Rast pulled it out of his pocket at once and looked down into Wyler’s grinning face. Surely he never would have said he’d actually be happy to see that smug-faced Gaian, but right now the only visage that would have been more welcome was Lira’s. Calmly, though, he said, “Wyler.”

“Afternoon, Master sen Lhannick,” Wyler replied, using the alias Chao had given him. “At least, I’m assuming from the time/date stamp that it’s afternoon where you are.”

“More or less. Listen, Wyler, we don’t have a lot of time — ”

“I know that. But I’m guessing you’re probably a little stuck. Typical Stacian, going charging in without any real plan.”

Good thing roughly a hundred parsecs separated Rast from Wyler at that moment. But since getting into a war of words wouldn’t help Lira, Rast bit back the fifty or so insults that rose to his lips and instead gritted, “Is this your oblique way of offering some help?”

“You could say that. Just understand that this is for Lira, not for you.”

“Understood.”

Wyler’s image on the handheld looked pleased. “First off, she’s not in Aldis Nova. She’s halfway around the planet from you.”

Naturally. Rast swallowed a few more curses and waited for the other man to continue. When no more information seemed to be forthcoming, he growled, “So where is she?”

“At Tomas’s main compound, about a hundred clicks west of a crummy outpost called Pathi.”

That was all Rast needed. “Thanks, Wyler.” He moved to cut off the transmission, but the hacker quickly said,

“Hold up there, cowboy. Even you should think twice about going in there, guns blazing. Just wait — we’ve got a team on the way.”

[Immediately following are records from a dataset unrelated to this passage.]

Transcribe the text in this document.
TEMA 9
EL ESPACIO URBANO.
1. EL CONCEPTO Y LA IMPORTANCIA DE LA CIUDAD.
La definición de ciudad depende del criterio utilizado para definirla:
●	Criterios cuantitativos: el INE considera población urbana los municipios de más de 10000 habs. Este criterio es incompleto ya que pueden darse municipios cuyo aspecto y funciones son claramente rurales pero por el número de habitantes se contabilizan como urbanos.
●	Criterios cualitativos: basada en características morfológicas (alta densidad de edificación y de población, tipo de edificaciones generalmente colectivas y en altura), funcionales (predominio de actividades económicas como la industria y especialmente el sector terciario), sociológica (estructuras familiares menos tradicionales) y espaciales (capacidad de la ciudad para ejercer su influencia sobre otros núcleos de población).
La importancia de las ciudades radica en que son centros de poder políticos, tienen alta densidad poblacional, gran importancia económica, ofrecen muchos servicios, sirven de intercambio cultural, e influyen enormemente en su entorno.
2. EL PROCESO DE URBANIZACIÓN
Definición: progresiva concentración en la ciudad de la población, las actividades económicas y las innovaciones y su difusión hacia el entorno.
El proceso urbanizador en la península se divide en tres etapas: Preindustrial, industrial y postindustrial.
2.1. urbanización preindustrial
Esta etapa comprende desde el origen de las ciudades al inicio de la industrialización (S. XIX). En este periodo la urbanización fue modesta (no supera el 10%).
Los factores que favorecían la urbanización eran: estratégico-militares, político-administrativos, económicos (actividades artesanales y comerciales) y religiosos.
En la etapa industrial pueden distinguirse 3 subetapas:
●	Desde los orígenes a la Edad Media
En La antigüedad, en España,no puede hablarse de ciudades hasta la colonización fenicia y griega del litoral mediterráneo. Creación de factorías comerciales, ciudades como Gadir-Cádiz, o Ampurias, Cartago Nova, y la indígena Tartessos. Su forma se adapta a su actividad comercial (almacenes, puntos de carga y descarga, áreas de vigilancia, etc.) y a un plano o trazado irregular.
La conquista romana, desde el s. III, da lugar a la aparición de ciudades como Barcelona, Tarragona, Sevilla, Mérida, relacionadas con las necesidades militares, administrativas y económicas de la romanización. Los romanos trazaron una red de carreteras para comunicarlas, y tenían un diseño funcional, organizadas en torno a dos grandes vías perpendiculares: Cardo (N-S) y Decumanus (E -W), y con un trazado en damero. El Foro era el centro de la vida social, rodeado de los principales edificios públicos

Rast didn’t know what a cowboy was and didn’t much care. It was Wyler’s other remark that gave him pause, and made him move his finger away from the “end” button on the handheld. “‘We’ve got a team on the way’? Care to clarify.”

Wyler’s miniature face looked almost abashed. “Well, I might not have been completely truthful with you.”

“About?” Rast growled.

“I might not have been working quite as outside the lines as I led Lira to believe.”